Aria Technology loses Court of Appeal bid over £750k VAT dispute

Firm must pay HMRC's legal costs, rules judge

The Court of Appeal has thrown out Aria Technology's efforts to squeeze out of a £300k tax bill after HMRC found £750k of the firm's input tax was not creditable*. Top judges have ordered the company to pay the UK tax collector's legal bills in the case.

The ruling marks the third consecutive loss in court for the company over its efforts to avoid paying its full VAT bill.

At the Royal Courts of Justice last week, Lord Justice Singh dismissed ATL’s appeal against HMRC’s 2008 assessment of ATL’s tax bill for the period 07/06.

The senior Court of Appeal judge, handing down a judgment composed by himself along with Lord Justices McCombe and Leggatt, said: “The appellant is to pay the respondents’ costs of and incidental to the hearing. Such costs to be assessed if not agreed within 42 days. Permission to appeal to the Supreme Court is refused.”

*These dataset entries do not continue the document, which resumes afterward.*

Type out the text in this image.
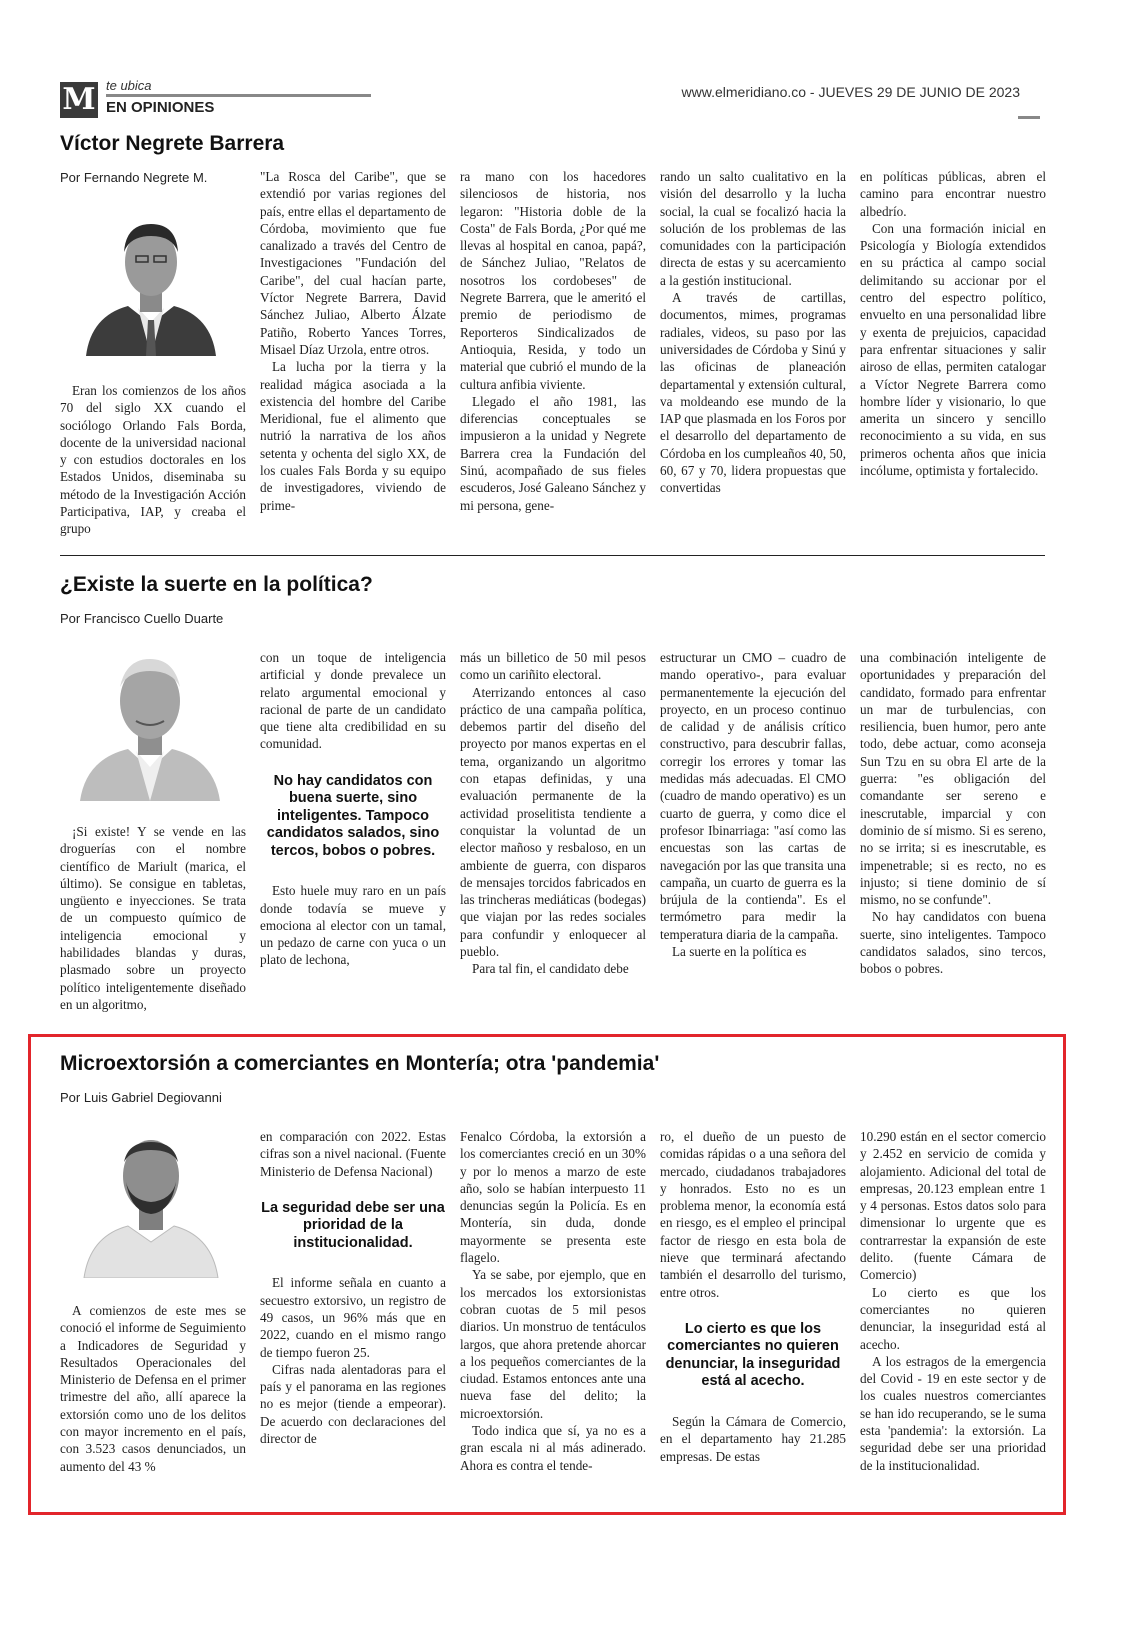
M te ubica
EN OPINIONES
www.elmeridiano.co - JUEVES 29 DE JUNIO DE 2023
Víctor Negrete Barrera
Por Fernando Negrete M.

Eran los comienzos de los años 70 del siglo XX cuando el sociólogo Orlando Fals Borda, docente de la universidad nacional y con estudios doctorales en los Estados Unidos, diseminaba su método de la Investigación Acción Participativa, IAP, y creaba el grupo

"La Rosca del Caribe", que se extendió por varias regiones del país, entre ellas el departamento de Córdoba, movimiento que fue canalizado a través del Centro de Investigaciones "Fundación del Caribe", del cual hacían parte, Víctor Negrete Barrera, David Sánchez Juliao, Alberto Álzate Patiño, Roberto Yances Torres, Misael Díaz Urzola, entre otros.

La lucha por la tierra y la realidad mágica asociada a la existencia del hombre del Caribe Meridional, fue el alimento que nutrió la narrativa de los años setenta y ochenta del siglo XX, de los cuales Fals Borda y su equipo de investigadores, viviendo de prime-

ra mano con los hacedores silenciosos de historia, nos legaron: "Historia doble de la Costa" de Fals Borda, ¿Por qué me llevas al hospital en canoa, papá?, de Sánchez Juliao, "Relatos de nosotros los cordobeses" de Negrete Barrera, que le ameritó el premio de periodismo de Reporteros Sindicalizados de Antioquia, Resida, y todo un material que cubrió el mundo de la cultura anfibia viviente.

Llegado el año 1981, las diferencias conceptuales se impusieron a la unidad y Negrete Barrera crea la Fundación del Sinú, acompañado de sus fieles escuderos, José Galeano Sánchez y mi persona, gene-

rando un salto cualitativo en la visión del desarrollo y la lucha social, la cual se focalizó hacia la solución de los problemas de las comunidades con la participación directa de estas y su acercamiento a la gestión institucional.

A través de cartillas, documentos, mimes, programas radiales, videos, su paso por las universidades de Córdoba y Sinú y las oficinas de planeación departamental y extensión cultural, va moldeando ese mundo de la IAP que plasmada en los Foros por el desarrollo del departamento de Córdoba en los cumpleaños 40, 50, 60, 67 y 70, lidera propuestas que convertidas

en políticas públicas, abren el camino para encontrar nuestro albedrío.

Con una formación inicial en Psicología y Biología extendidos en su práctica al campo social delimitando su accionar por el centro del espectro político, envuelto en una personalidad libre y exenta de prejuicios, capacidad para enfrentar situaciones y salir airoso de ellas, permiten catalogar a Víctor Negrete Barrera como hombre líder y visionario, lo que amerita un sincero y sencillo reconocimiento a su vida, en sus primeros ochenta años que inicia incólume, optimista y fortalecido.

¿Existe la suerte en la política?
Por Francisco Cuello Duarte

¡Si existe! Y se vende en las droguerías con el nombre científico de Mariult (marica, el último). Se consigue en tabletas, ungüento e inyecciones. Se trata de un compuesto químico de inteligencia emocional y habilidades blandas y duras, plasmado sobre un proyecto político inteligentemente diseñado en un algoritmo,

con un toque de inteligencia artificial y donde prevalece un relato argumental emocional y racional de parte de un candidato que tiene alta credibilidad en su comunidad.

No hay candidatos con buena suerte, sino inteligentes. Tampoco candidatos salados, sino tercos, bobos o pobres.

Esto huele muy raro en un país donde todavía se mueve y emociona al elector con un tamal, un pedazo de carne con yuca o un plato de lechona,

más un billetico de 50 mil pesos como un cariñito electoral.

Aterrizando entonces al caso práctico de una campaña política, debemos partir del diseño del proyecto por manos expertas en el tema, organizando un algoritmo con etapas definidas, y una evaluación permanente de la actividad proselitista tendiente a conquistar la voluntad de un elector mañoso y resbaloso, en un ambiente de guerra, con disparos de mensajes torcidos fabricados en las trincheras mediáticas (bodegas) que viajan por las redes sociales para confundir y enloquecer al pueblo.

Para tal fin, el candidato debe

estructurar un CMO – cuadro de mando operativo-, para evaluar permanentemente la ejecución del proyecto, en un proceso continuo de calidad y de análisis crítico constructivo, para descubrir fallas, corregir los errores y tomar las medidas más adecuadas. El CMO (cuadro de mando operativo) es un cuarto de guerra, y como dice el profesor Ibinarriaga: "así como las encuestas son las cartas de navegación por las que transita una campaña, un cuarto de guerra es la brújula de la contienda". Es el termómetro para medir la temperatura diaria de la campaña.

La suerte en la política es

una combinación inteligente de oportunidades y preparación del candidato, formado para enfrentar un mar de turbulencias, con resiliencia, buen humor, pero ante todo, debe actuar, como aconseja Sun Tzu en su obra El arte de la guerra: "es obligación del comandante ser sereno e inescrutable, imparcial y con dominio de sí mismo. Si es sereno, no se irrita; si es inescrutable, es impenetrable; si es recto, no es injusto; si tiene dominio de sí mismo, no se confunde".

No hay candidatos con buena suerte, sino inteligentes. Tampoco candidatos salados, sino tercos, bobos o pobres.

Microextorsión a comerciantes en Montería; otra 'pandemia'
Por Luis Gabriel Degiovanni

A comienzos de este mes se conoció el informe de Seguimiento a Indicadores de Seguridad y Resultados Operacionales del Ministerio de Defensa en el primer trimestre del año, allí aparece la extorsión como uno de los delitos con mayor incremento en el país, con 3.523 casos denunciados, un aumento del 43 %

en comparación con 2022. Estas cifras son a nivel nacional. (Fuente Ministerio de Defensa Nacional)

La seguridad debe ser una prioridad de la institucionalidad.

El informe señala en cuanto a secuestro extorsivo, un registro de 49 casos, un 96% más que en 2022, cuando en el mismo rango de tiempo fueron 25.

Cifras nada alentadoras para el país y el panorama en las regiones no es mejor (tiende a empeorar). De acuerdo con declaraciones del director de

Fenalco Córdoba, la extorsión a los comerciantes creció en un 30% y por lo menos a marzo de este año, solo se habían interpuesto 11 denuncias según la Policía. Es en Montería, sin duda, donde mayormente se presenta este flagelo.

Ya se sabe, por ejemplo, que en los mercados los extorsionistas cobran cuotas de 5 mil pesos diarios. Un monstruo de tentáculos largos, que ahora pretende ahorcar a los pequeños comerciantes de la ciudad. Estamos entonces ante una nueva fase del delito; la microextorsión.

Todo indica que sí, ya no es a gran escala ni al más adinerado. Ahora es contra el tende-

ro, el dueño de un puesto de comidas rápidas o a una señora del mercado, ciudadanos trabajadores y honrados. Esto no es un problema menor, la economía está en riesgo, es el empleo el principal factor de riesgo en esta bola de nieve que terminará afectando también el desarrollo del turismo, entre otros.

Lo cierto es que los comerciantes no quieren denunciar, la inseguridad está al acecho.

Según la Cámara de Comercio, en el departamento hay 21.285 empresas. De estas

10.290 están en el sector comercio y 2.452 en servicio de comida y alojamiento. Adicional del total de empresas, 20.123 emplean entre 1 y 4 personas. Estos datos solo para dimensionar lo urgente que es contrarrestar la expansión de este delito. (fuente Cámara de Comercio)

Lo cierto es que los comerciantes no quieren denunciar, la inseguridad está al acecho.

A los estragos de la emergencia del Covid - 19 en este sector y de los cuales nuestros comerciantes se han ido recuperando, se le suma esta 'pandemia': la extorsión. La seguridad debe ser una prioridad de la institucionalidad.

It is unclear whether ATL will apply for permission to appeal directly to the Supreme Court.

ATL was allowed to appeal against an earlier judicial ruling that it took part in a VAT carousel fraud on just one legal ground: that two 2008 letters from HMRC official Timothy Bailey setting out the tax bill as well as ATL’s options to appeal against it did not, legally, count as a formal “assessment” of tax due. The first letter dated 6 October 2008 said, in part:

The Commissioners are satisfied that the transactions set out in the attached appendix form part of an overall scheme to defraud the revenue. The Commissioners are also satisfied that there are features of those transactions, and conduct on the part of [ATL], which demonstrate that you knew or should have known that this was the case.

If the letter did not count as a formal “assessment” of tax due, ATL’s barrister Michael Firth argued, everything HMRC did after that point was wrong. What it had done through Bailey’s letter, in Lord Justice Singh’s summary of Firth’s courtroom arguments, was “not accept the VAT return as filed by [ATL] as being correct”. This was different, the barrister said, from an assessment of tax due.

Lord Justice Singh dismissed this, ruling: “A notification of an assessment can be contained simply in a letter,” also dismissing the suggestion that Bailey's previous admission to the First-Tier Tribunal at a much earlier stage in this case, namely that he didn’t think he had made a formal assessment of ATL's VAT bill, was determinative.

Previously ATL had appealed against HMRC's findings to the FTT and then the Upper Tribunal before going to the Court of Appeal. All three courts and tribunals rejected the company's appeals.

ATL used to be the corporate entity behind the PC component reseller website, now operated by Velo Systems Ltd, another of sole ATL director and shareholder Aria Taheri's companies. Taheri has always denied that his company took part in fraud. He also denies the FTT's finding that he personally knew or ought to have known of the fraud.

ATL's latest filed accounts, readable on Companies House, show that it had just one employee in the year to 31 January 2019 and one employee in the previous year. ®

What is MTIC fraud?

VAT carousel fraud, formally known as MTIC fraud, is a complex scam that relies on goods being sold across EU countries’ borders. Goods legally imported free of VAT are then resold in a long chain, often entirely paper-based, of small companies before being exported again. Each sale in the chain incurs VAT which is charged by each company in the chain to the next one along. At the point of export the last link in the chain, or carousel, can reclaim the VAT from the government; VAT is payable only on domestic sales.

The scam works by one of the middle links in the chain not paying the collected VAT to the government. The last business in the chain then reclaims the (unpaid) VAT from the government, with both dodgy links then disappearing without trace. To help disguise the scam from anti-fraud investigators, criminals sometimes use legitimate businesses as part of their chains, duping greedy salesmen by making purchase and onward sale offers that usually involve banking a reasonable margin in return for little commercial effort.

A fuller explanation and analysis of VAT carousel fraud can be read read here on The Register.

* Input tax is paid at the point when a business buys a product that attracts VAT, for example. You can then claim it back from the taxman when you make a sale. The court said Aria Technology Ltd had claimed a repayment of £445,156.98 "on the basis that all of its input tax was creditable". HMRC then decided that £758,770.69 of "the Appellant's input tax was not creditable" - meaning "HMRC was owed £313,613.71".